No problem with sphericity; go to univariate tests.

## Univariate tests

\footnotesize

```{r}
summary(exercise.2)$univariate.tests
```

\normalsize

## Comments

-   The three-way interaction is significant
-   the effect of diet on pulse rate over time is different for the
        different exercise types

## Making some graphs

-   Three-way interactions are difficult to understand. To make an
    attempt, look at some graphs.

-   Plot time trace of pulse rates for each individual, joined by lines,
    and make *separate* plots for each `diet-exertype` combo.

-   `facet_grid(diet~exertype)`: do a separate plot for each combination
    of diet and exercise type, with diets going down the page and
    exercise types going across. (Graphs are usually landscape, so have
    the factor `exertype` with more levels going across.)

## ... continued

-   `ggplot` again. Using *long* data frame:

```{r bProfile-24 }
g <- ggplot(exercise.long, aes(
  x = time, y = pulse,
  group = id
)) + geom_point() + geom_line() +
  facet_grid(diet ~ exertype)
```


## The graph(s)

```{r bProfile-25, fig.height=5}
g
```

## Comments on graphs

-   At rest: no change in pulse rate over time

-   Walking: not much change in pulse rates over time.

-   Running: overall increase in pulse rate over
    time, but increase stronger for `lowfat` group.

-   No consistent effect of: 
    - diet over all exercise groups.
    -   exercise type over both diet groups.
    -   time over all diet-exercise type combos.

## "Simple effects" of diet for the subjects who ran

-   Looks as if there is only any substantial time effect for the
    runners. For them, does diet have an effect?

-   Pull out only the runners from the wide data:

```{r bProfile-26 }
exercise.wide %>%
  filter(exertype == "running") -> runners.wide
```

## ... continued

-   Create response variable and do MANOVA. Some of this looks like
    before, but I have different data now:

```{r bProfile-27}
response <- with(runners.wide, cbind(min01, min15, min30))
runners.1 <- lm(response ~ diet, data = runners.wide)
times <- colnames(response)
times.df <- data.frame(times=factor(times))
runners.2 <- Manova(runners.1,
  idata = times.df,
  idesign = ~times
)
```

## Sphericity tests

```{r}
summary(runners.2)$sphericity.tests
```

-   No problem, look at univariate tests.

## Univariate tests

\footnotesize

```{r}
summary(runners.2)$univariate.tests
```

\normalsize

-   Interaction still significant
    -   dependence of pulse rate on time still different for the two
        diets

## How is the effect of diet different over time?

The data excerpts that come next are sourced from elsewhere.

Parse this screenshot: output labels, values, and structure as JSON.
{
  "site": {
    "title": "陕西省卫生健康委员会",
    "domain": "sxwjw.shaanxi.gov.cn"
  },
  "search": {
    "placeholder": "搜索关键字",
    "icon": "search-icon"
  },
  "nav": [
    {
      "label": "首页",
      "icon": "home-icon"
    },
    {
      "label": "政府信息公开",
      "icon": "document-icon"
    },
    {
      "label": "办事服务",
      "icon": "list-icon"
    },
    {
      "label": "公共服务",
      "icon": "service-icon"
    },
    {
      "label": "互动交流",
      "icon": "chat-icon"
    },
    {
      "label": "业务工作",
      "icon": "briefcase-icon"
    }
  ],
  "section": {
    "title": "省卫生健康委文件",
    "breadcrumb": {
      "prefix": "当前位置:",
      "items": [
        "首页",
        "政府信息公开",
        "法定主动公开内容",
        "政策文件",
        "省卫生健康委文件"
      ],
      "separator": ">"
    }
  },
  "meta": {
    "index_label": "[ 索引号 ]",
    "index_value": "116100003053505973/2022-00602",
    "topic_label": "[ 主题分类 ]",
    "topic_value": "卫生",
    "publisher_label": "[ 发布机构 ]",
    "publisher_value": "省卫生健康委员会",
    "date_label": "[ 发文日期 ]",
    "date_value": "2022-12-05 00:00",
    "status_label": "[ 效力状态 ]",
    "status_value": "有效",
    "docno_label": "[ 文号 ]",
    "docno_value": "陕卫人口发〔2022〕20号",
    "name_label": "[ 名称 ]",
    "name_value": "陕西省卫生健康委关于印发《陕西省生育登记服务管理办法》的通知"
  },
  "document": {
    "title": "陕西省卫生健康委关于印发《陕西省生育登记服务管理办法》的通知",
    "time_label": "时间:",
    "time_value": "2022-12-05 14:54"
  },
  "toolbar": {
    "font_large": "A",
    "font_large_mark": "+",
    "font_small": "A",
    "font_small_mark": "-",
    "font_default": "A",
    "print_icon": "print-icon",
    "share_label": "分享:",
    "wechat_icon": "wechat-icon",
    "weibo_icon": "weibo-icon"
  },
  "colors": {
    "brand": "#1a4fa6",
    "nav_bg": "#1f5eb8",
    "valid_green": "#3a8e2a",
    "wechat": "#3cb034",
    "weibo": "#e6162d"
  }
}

-   Table of means. Only I need long data for this:

```{r bProfile-29 }
runners.wide %>%
  pivot_longer(starts_with("min"), 
               names_to = "time", values_to = "pulse") %>%
  group_by(time, diet) %>%
  summarize(
    mean = mean(pulse),
    sd = sd(pulse)
  ) -> summ
```

-   Result of `summarize` is data frame, so can save it (and do more
    with it if needed).


## Interaction plot 

-   We went to trouble of finding means by group, so making interaction
    plot is now mainly easy:

```{r bProfile-31, fig.height=4}
ggplot(summ, aes(x = time, y = mean, colour = diet,
                 group = diet)) + geom_point() + geom_line()
```

## Comment on interaction plot

-   The lines are not parallel, so there is interaction between diet and
    time for the runners.
-   The effect of time on pulse rate is different for the two diets,
    even though all the subjects here were running.